Newsweek zauważa, że słowa Brennana padły już po tym, jak Donald Trump w telefonicznej rozmowie pogratulował Władimirowi Putinowi wygrania po raz czwarty wyborów prezydenckich w Rosji. Prezydent USA złożył gratulacje, mimo że jego doradcy ds. bezpieczeństwa narodowego radzili mu, aby tego nie robił.
OBWE oceniając przebieg wyborów w Rosji stwierdziła, że nie odbywały się one w warunkach realnej konkurencji i były w pełni kontrolowane przez rządzących.
- Sądzę, że on (Trump - red.) boi się prezydenta Rosji - powiedział Brennan w rozmowie z MSNBC. - Można tylko spekulować dlaczego tak jest. Rosjanie mogą mieć coś na niego, co w każdej chwili może wypłynąć i co utrudni Trumpowi życie. Jest jasne, że ważne jest, abyśmy poprawiali relacje z Rosją, ale fakt, że Trump ma nadskakujący stosunek do Putina, nie mówi o nim nic złego, jak dla mnie jest sygnałem, że ma się czego bać, czegoś bardzo poważnego - dodał były szef CIA.
Brennan ostrzegł też, że jeśli Trump odwoła ze stanowiska Roberta Muellera - specjalnego prokuratora nadzorującego śledztwo ws. ingerencji Rosji w wybory prezydenckie w USA - wówczas doprowadzi do kryzysu konstytucyjnego w kraju.
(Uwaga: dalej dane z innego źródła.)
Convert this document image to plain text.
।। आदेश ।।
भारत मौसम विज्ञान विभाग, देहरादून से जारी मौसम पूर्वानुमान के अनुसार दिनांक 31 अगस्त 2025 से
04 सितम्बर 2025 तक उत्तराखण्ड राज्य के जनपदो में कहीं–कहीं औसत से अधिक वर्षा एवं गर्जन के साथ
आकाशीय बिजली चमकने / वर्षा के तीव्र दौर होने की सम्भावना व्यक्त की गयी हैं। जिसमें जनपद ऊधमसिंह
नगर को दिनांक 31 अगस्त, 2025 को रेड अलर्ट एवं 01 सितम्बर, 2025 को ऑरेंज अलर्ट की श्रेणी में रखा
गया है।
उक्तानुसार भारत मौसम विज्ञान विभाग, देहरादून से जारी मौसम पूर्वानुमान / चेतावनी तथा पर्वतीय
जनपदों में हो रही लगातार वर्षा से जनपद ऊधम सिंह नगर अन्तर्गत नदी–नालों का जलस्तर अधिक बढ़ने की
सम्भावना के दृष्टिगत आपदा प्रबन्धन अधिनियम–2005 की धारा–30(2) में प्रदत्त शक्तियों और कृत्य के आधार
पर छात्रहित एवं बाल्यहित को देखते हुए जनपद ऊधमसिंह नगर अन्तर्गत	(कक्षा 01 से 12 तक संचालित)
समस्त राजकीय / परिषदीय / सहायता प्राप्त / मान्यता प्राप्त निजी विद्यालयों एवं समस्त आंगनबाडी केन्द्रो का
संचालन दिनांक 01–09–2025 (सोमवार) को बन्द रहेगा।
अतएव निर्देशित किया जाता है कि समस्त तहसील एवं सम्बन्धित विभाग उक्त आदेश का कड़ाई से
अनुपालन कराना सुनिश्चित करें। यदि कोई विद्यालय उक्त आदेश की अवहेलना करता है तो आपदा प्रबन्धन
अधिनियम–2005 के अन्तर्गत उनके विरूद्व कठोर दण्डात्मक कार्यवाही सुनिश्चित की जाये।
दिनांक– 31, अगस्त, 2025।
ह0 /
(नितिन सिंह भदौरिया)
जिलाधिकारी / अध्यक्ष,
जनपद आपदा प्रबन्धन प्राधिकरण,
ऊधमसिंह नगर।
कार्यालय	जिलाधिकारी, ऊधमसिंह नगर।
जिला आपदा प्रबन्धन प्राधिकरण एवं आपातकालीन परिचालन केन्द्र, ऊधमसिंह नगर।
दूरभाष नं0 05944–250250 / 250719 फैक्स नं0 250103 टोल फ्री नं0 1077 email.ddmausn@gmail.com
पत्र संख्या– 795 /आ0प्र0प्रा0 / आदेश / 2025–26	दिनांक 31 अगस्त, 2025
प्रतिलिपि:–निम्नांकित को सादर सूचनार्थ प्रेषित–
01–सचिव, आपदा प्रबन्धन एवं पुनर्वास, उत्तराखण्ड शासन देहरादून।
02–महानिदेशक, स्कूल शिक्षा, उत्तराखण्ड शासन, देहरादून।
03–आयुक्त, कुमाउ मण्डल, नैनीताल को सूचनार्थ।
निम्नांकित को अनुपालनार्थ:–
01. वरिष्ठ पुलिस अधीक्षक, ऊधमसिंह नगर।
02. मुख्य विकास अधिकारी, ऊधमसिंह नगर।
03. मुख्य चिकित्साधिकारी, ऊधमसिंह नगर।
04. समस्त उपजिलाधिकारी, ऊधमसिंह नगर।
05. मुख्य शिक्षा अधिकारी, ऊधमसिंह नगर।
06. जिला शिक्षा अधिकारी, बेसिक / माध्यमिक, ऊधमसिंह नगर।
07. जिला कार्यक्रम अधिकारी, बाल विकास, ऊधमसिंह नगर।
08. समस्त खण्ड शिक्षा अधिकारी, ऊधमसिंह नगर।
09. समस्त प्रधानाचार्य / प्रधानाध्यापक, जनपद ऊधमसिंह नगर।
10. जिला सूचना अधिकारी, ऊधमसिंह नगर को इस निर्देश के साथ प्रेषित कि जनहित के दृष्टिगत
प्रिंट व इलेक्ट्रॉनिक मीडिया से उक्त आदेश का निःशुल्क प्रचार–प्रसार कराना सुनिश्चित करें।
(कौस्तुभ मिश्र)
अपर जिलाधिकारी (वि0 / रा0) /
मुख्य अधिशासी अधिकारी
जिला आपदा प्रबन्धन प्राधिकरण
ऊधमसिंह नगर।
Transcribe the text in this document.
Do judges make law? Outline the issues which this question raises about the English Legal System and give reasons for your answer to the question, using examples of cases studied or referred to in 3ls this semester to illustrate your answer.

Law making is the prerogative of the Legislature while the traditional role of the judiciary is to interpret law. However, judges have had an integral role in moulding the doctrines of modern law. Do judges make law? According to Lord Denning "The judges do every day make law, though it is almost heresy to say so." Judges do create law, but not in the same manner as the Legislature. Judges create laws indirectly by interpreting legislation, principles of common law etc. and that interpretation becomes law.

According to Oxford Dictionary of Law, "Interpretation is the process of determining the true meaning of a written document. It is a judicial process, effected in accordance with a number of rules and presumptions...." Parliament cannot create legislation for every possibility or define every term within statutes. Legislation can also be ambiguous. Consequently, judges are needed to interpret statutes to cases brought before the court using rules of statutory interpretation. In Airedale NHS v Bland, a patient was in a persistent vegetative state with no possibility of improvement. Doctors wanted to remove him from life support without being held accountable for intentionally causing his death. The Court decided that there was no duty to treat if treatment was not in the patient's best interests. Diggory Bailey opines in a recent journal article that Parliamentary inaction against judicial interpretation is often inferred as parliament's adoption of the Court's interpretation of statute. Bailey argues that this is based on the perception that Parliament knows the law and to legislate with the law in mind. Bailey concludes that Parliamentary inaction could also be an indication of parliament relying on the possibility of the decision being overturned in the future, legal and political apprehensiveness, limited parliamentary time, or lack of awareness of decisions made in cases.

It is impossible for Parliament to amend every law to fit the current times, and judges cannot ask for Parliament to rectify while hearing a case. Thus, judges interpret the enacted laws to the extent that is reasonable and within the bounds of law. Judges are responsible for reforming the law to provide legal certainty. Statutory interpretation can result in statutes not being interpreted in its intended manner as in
- Uważam, że prezydent okazuje brak zrozumienia dla zasad polityki międzynarodowej, a także ignorancję w zakresie tego co to znaczy być prezydentem USA - stwierdził Brennan. - Jest złośliwy, nieuczciwy, okazuje brak prawości i wciąż, w mojej ocenie, znieważa urząd prezydenta - dodał.